A mudança ocorrida não se limita ao aspecto quantitativo. Ela representa uma reorientação do papel do Tribunal, que passou a se dedicar à uniformização da interpretação constitucional e ao julgamento de questões de maior relevância jurídica e social. A centralização dos precedentes, cada vez mais valorizada nos últimos anos, reflete a maturidade institucional na gestão processual e na afirmação do STF como guardião da Constituição.

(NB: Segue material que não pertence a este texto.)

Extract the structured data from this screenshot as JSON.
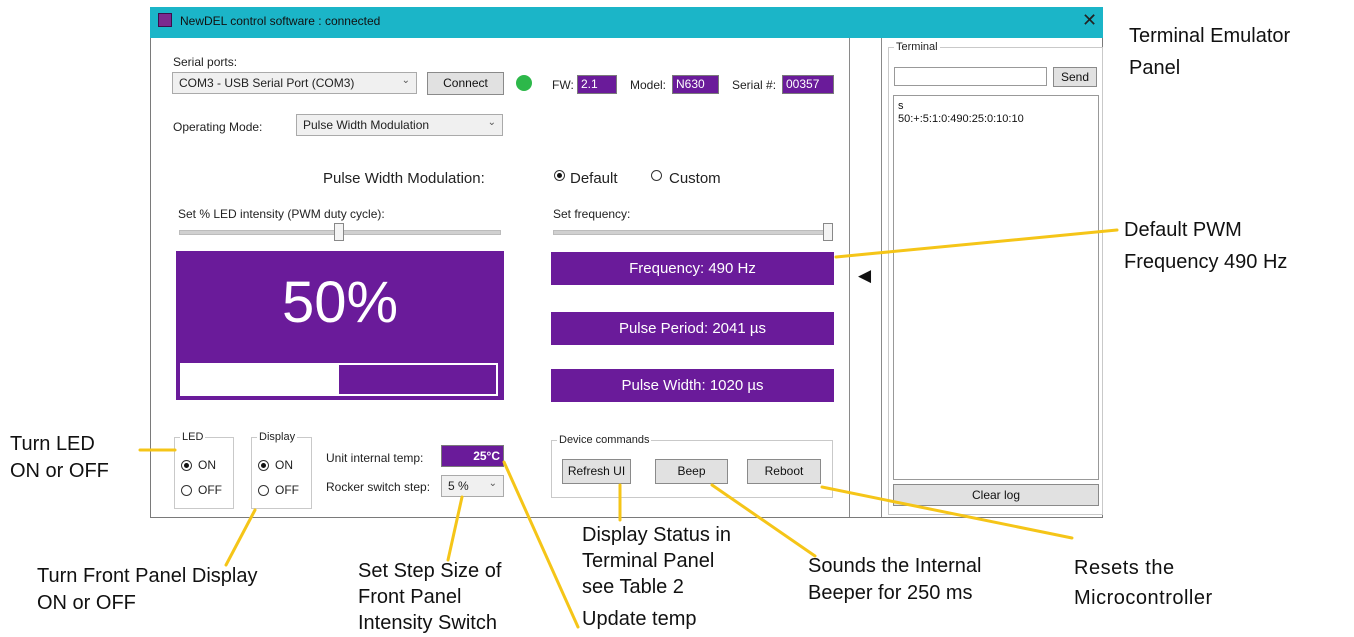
{
  "window": {
    "title": "NewDEL control software : connected",
    "close_glyph": "✕"
  },
  "serial": {
    "label": "Serial ports:",
    "port_value": "COM3 - USB Serial Port (COM3)",
    "connect_label": "Connect",
    "status_color": "#2db84a"
  },
  "device_info": {
    "fw_label": "FW:",
    "fw_value": "2.1",
    "model_label": "Model:",
    "model_value": "N630",
    "serial_label": "Serial #:",
    "serial_value": "00357"
  },
  "mode": {
    "label": "Operating Mode:",
    "value": "Pulse Width Modulation"
  },
  "pwm": {
    "heading": "Pulse Width Modulation:",
    "option_default": "Default",
    "option_custom": "Custom",
    "selected": "Default",
    "intensity_label": "Set % LED intensity (PWM duty cycle):",
    "intensity_fraction": 0.5,
    "intensity_text": "50%",
    "frequency_label": "Set frequency:",
    "frequency_fraction": 1.0,
    "frequency_text": "Frequency: 490 Hz",
    "period_text": "Pulse Period: 2041 µs",
    "width_text": "Pulse Width: 1020 µs"
  },
  "led_group": {
    "title": "LED",
    "on": "ON",
    "off": "OFF",
    "selected": "ON"
  },
  "display_group": {
    "title": "Display",
    "on": "ON",
    "off": "OFF",
    "selected": "ON"
  },
  "temp": {
    "label": "Unit internal temp:",
    "value": "25°C"
  },
  "rocker": {
    "label": "Rocker switch step:",
    "value": "5 %"
  },
  "commands": {
    "title": "Device commands",
    "refresh": "Refresh UI",
    "beep": "Beep",
    "reboot": "Reboot"
  },
  "collapse_glyph": "◀",
  "terminal": {
    "title": "Terminal",
    "input_value": "",
    "send_label": "Send",
    "log_lines": [
      "s",
      "50:+:5:1:0:490:25:0:10:10"
    ],
    "clear_label": "Clear log"
  },
  "annotations": {
    "terminal_panel": [
      "Terminal Emulator",
      "Panel"
    ],
    "default_freq": [
      "Default PWM",
      "Frequency 490 Hz"
    ],
    "turn_led": [
      "Turn LED",
      "ON or OFF"
    ],
    "front_display": [
      "Turn Front Panel Display",
      "ON or OFF"
    ],
    "step_size": [
      "Set Step Size of",
      "Front Panel",
      "Intensity Switch"
    ],
    "display_status": [
      "Display Status in",
      "Terminal Panel",
      "see Table 2"
    ],
    "update_temp": "Update temp",
    "beeper": [
      "Sounds the Internal",
      "Beeper for 250 ms"
    ],
    "resets": [
      "Resets the",
      "Microcontroller"
    ]
  }
}
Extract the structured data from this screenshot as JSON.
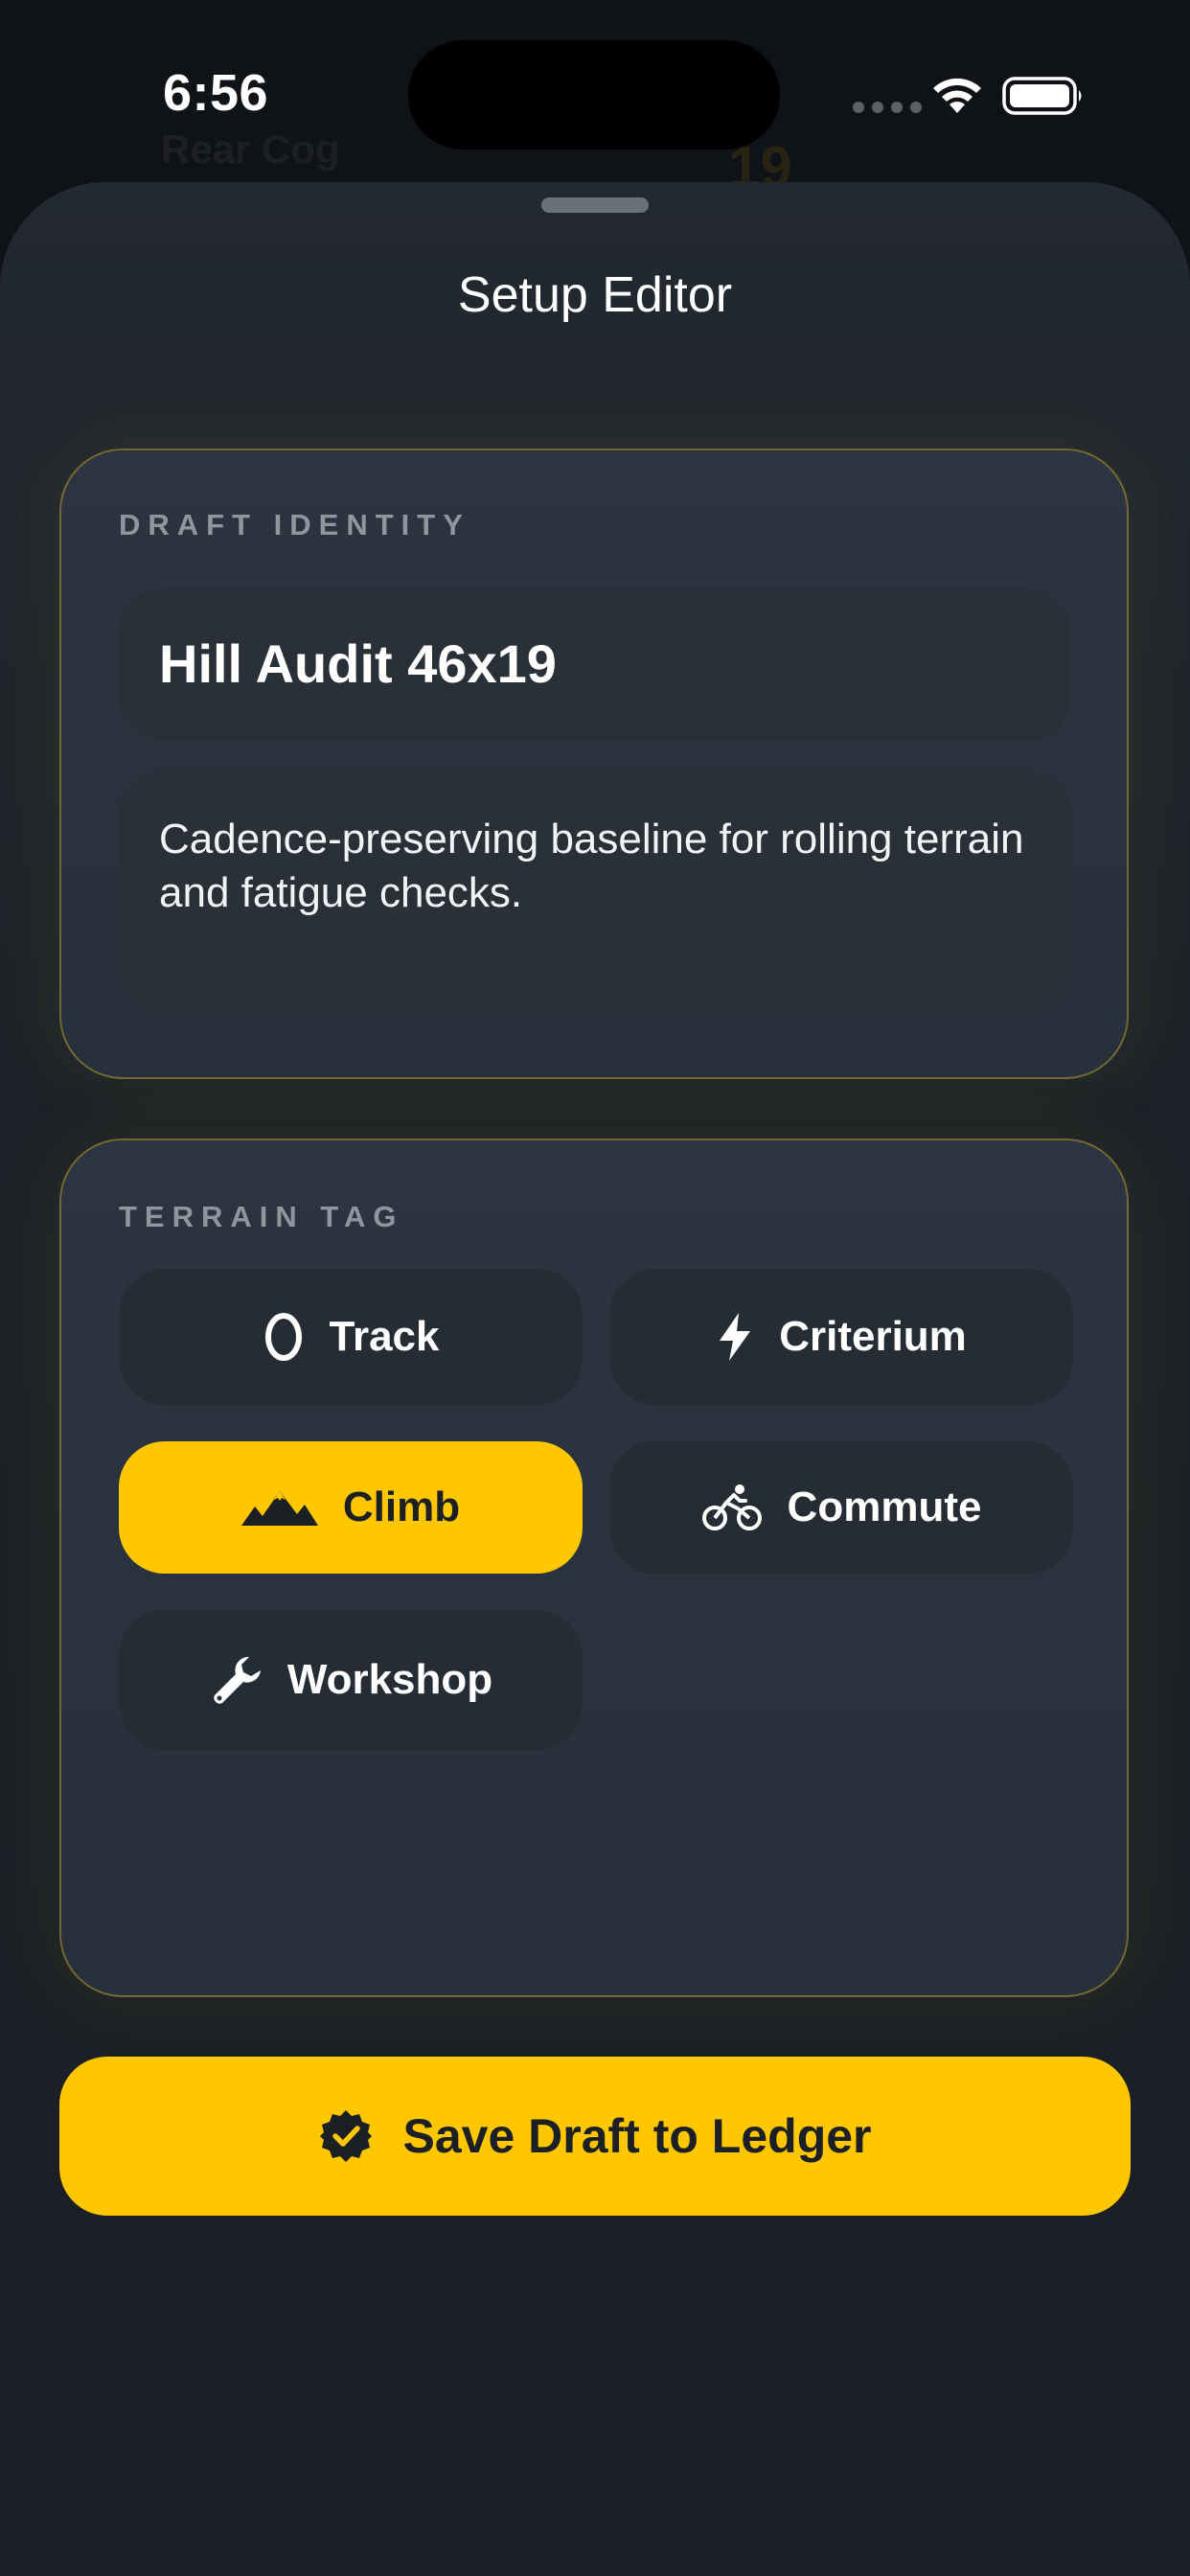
{
  "status_bar": {
    "time": "6:56"
  },
  "background": {
    "hint_label": "Rear Cog",
    "hint_value": "19"
  },
  "sheet": {
    "title": "Setup Editor"
  },
  "identity": {
    "section_label": "DRAFT IDENTITY",
    "name_value": "Hill Audit 46x19",
    "description_value": "Cadence-preserving baseline for rolling terrain and fatigue checks."
  },
  "terrain": {
    "section_label": "TERRAIN TAG",
    "options": [
      {
        "label": "Track",
        "icon": "oval-track-icon",
        "selected": false
      },
      {
        "label": "Criterium",
        "icon": "lightning-bolt-icon",
        "selected": false
      },
      {
        "label": "Climb",
        "icon": "mountains-icon",
        "selected": true
      },
      {
        "label": "Commute",
        "icon": "cyclist-icon",
        "selected": false
      },
      {
        "label": "Workshop",
        "icon": "wrench-icon",
        "selected": false
      }
    ]
  },
  "actions": {
    "save_label": "Save Draft to Ledger",
    "save_icon": "check-badge-icon"
  },
  "colors": {
    "accent": "#ffc700",
    "card_border": "#c9aa28",
    "sheet_bg": "#1d2228",
    "field_bg": "#2a3038"
  }
}
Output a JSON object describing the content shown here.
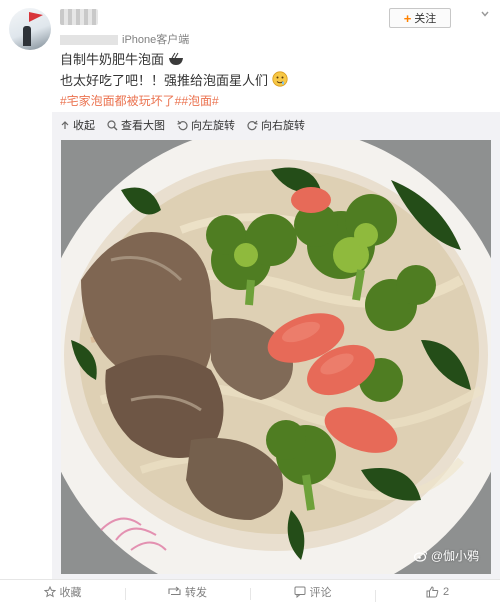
{
  "author": {
    "source": "iPhone客户端"
  },
  "header": {
    "follow_label": "关注"
  },
  "post": {
    "line1": "自制牛奶肥牛泡面",
    "line2": "也太好吃了吧！！强推给泡面星人们",
    "hashtags": "#宅家泡面都被玩坏了##泡面#"
  },
  "media_toolbar": {
    "collapse": "收起",
    "view_large": "查看大图",
    "rotate_left": "向左旋转",
    "rotate_right": "向右旋转"
  },
  "photo": {
    "watermark": "@伽小鸦",
    "icon": "weibo-icon"
  },
  "footer": {
    "favorite": "收藏",
    "repost": "转发",
    "comment": "评论",
    "like_count": "2"
  },
  "colors": {
    "accent_orange": "#ff8200",
    "hashtag": "#eb7350",
    "muted_text": "#808080",
    "media_bg": "#f2f2f5"
  }
}
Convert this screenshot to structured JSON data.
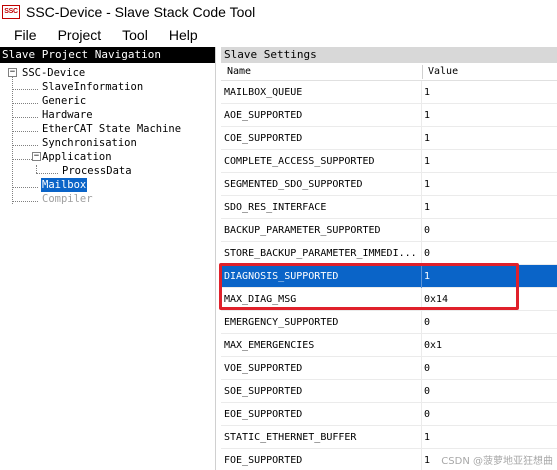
{
  "window": {
    "icon_text": "SSC",
    "title": "SSC-Device - Slave Stack Code Tool"
  },
  "menu": [
    "File",
    "Project",
    "Tool",
    "Help"
  ],
  "left_pane": {
    "header": "Slave Project Navigation",
    "tree": [
      {
        "label": "SSC-Device",
        "level": 0,
        "expander": "−"
      },
      {
        "label": "SlaveInformation",
        "level": 1
      },
      {
        "label": "Generic",
        "level": 1
      },
      {
        "label": "Hardware",
        "level": 1
      },
      {
        "label": "EtherCAT State Machine",
        "level": 1
      },
      {
        "label": "Synchronisation",
        "level": 1
      },
      {
        "label": "Application",
        "level": 1,
        "expander": "−"
      },
      {
        "label": "ProcessData",
        "level": 2
      },
      {
        "label": "Mailbox",
        "level": 1,
        "state": "selected"
      },
      {
        "label": "Compiler",
        "level": 1,
        "state": "disabled"
      }
    ]
  },
  "right_pane": {
    "header": "Slave Settings",
    "columns": [
      "Name",
      "Value"
    ],
    "rows": [
      {
        "name": "MAILBOX_QUEUE",
        "value": "1"
      },
      {
        "name": "AOE_SUPPORTED",
        "value": "1"
      },
      {
        "name": "COE_SUPPORTED",
        "value": "1"
      },
      {
        "name": "COMPLETE_ACCESS_SUPPORTED",
        "value": "1"
      },
      {
        "name": "SEGMENTED_SDO_SUPPORTED",
        "value": "1"
      },
      {
        "name": "SDO_RES_INTERFACE",
        "value": "1"
      },
      {
        "name": "BACKUP_PARAMETER_SUPPORTED",
        "value": "0"
      },
      {
        "name": "STORE_BACKUP_PARAMETER_IMMEDI...",
        "value": "0"
      },
      {
        "name": "DIAGNOSIS_SUPPORTED",
        "value": "1",
        "selected": true
      },
      {
        "name": "MAX_DIAG_MSG",
        "value": "0x14"
      },
      {
        "name": "EMERGENCY_SUPPORTED",
        "value": "0"
      },
      {
        "name": "MAX_EMERGENCIES",
        "value": "0x1"
      },
      {
        "name": "VOE_SUPPORTED",
        "value": "0"
      },
      {
        "name": "SOE_SUPPORTED",
        "value": "0"
      },
      {
        "name": "EOE_SUPPORTED",
        "value": "0"
      },
      {
        "name": "STATIC_ETHERNET_BUFFER",
        "value": "1"
      },
      {
        "name": "FOE_SUPPORTED",
        "value": "1"
      }
    ]
  },
  "watermark": "CSDN @菠萝地亚狂想曲",
  "colors": {
    "selection": "#0a64c8",
    "annotation_box": "#e0202a",
    "left_header_bg": "#000000",
    "right_header_bg": "#d8d8d8"
  }
}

Entretanto, a efetividade alcançada não se deu sem contrapartidas. A incorporação dos precedentes obrigatórios gerou conflitos com a tradição romano-germânica, demandando novas ferramentas e provocando debates sobre legitimidade democrática e limites da atuação judicial. Nesse contexto, a crítica de Streck chama atenção para os riscos de engessamento do direito e para a concentração de poder normativo, enquanto a posição de Wambier aponta para a possibilidade de compreender tais institutos como evolução natural do civil law em busca de estabilidade e coerência sistêmica.

A promessa de segurança jurídica, objetivo declarado dos institutos, se revela complexa. Ela depende não apenas da existência de precedentes, mas também da confiança em sua durabilidade e da forma como são aplicados. A modulação de efeitos e a possibilidade de alteração de entendimentos (overruling) conferem ao STF papel decisivo na definição temporal e material das relações jurídicas, exigindo elevada responsabilidade institucional.

Em síntese, a Súmula Vinculante e a Repercussão Geral consolidaram a transição do STF de tribunal recursal para uma Corte Constitucional, desempenhando função estratégica na racionalização do sistema de justiça brasileiro. O desafio está em compatibilizar eficiência e uniformidade com a preservação da separação de poderes, da integridade do Direito e da justiça concreta dos casos. Esses mecanismos representam avanço e problema: avanço porque resgataram a funcionalidade da Corte e fortaleceram seu papel constitucional; problema porque suscitam discussões contínuas sobre os limites do poder judicial e a proteção dos valores democráticos em um sistema que concentra relevante poder normativo em poucos magistrados.

Referências

JOTA. STF encerra semestre com 18.612 processos pendentes; menor acervo é de Dias Toffoli. 2 jul. 2025. Disponível em: https://www.jota.info/stf/do-supremo/stf-encerra-semestre-com-18-612-processos-pendentes-menor-acervo-e-de-dias-toffoli.

MIGALHAS. STF atinge menor quantidade de processos em 31 anos. 19 jun. 2024. Disponível em: https://www.migalhas.com.br/quentes/409686/stf-atinge-menor-quantidade-de-processos-em-31-anos.

SOMMER, Francielle Pires Duarte. Repercussão Geral das Questões Constitucionais sob a Perspectiva do Novo Código de Processo Civil. 2016. Repositório Institucional da UEMS.

STRECK, Lênio Luiz. As Súmulas Vinculantes e o Controle Panóptico da Justiça Brasileira. Argumentum — Revista de Direito, n. 4, 2004.

SUPREMO TRIBUNAL FEDERAL. Repercussão geral e súmulas vinculantes diminuem o número de processos no STF. 4 out. 2008. Disponível em: https://noticias.stf.jus.br/postsnoticias/repercussao-geral-e-sumulas-vinculantes-diminuem-o-numero-de-processos-no-stf/.

SUPREMO TRIBUNAL FEDERAL. STF disponibiliza relatório de gestão 2024 com avanços em áreas de atuação do Tribunal. 4 abr. 2025. Disponível em: https://noticias.stf.jus.br/postsnoticias/stf-disponibiliza-relatorio-de-gestao-2024-com-diretrizes-e-avancos-em-areas-de-atuacao-do-tribunal/.

SUPREMO TRIBUNAL FEDERAL. Súmula vinculante e repercussão geral são destaques em dez anos da Reforma do Judiciário. 2015.

WAMBIER, Teresa Arruda Alvim. Precedentes e Evolução do Direito. In: WAMBIER, Teresa Arruda Alvim (Coord.). Direito Jurisprudencial. São Paulo: Revista dos Tribunais, 2011.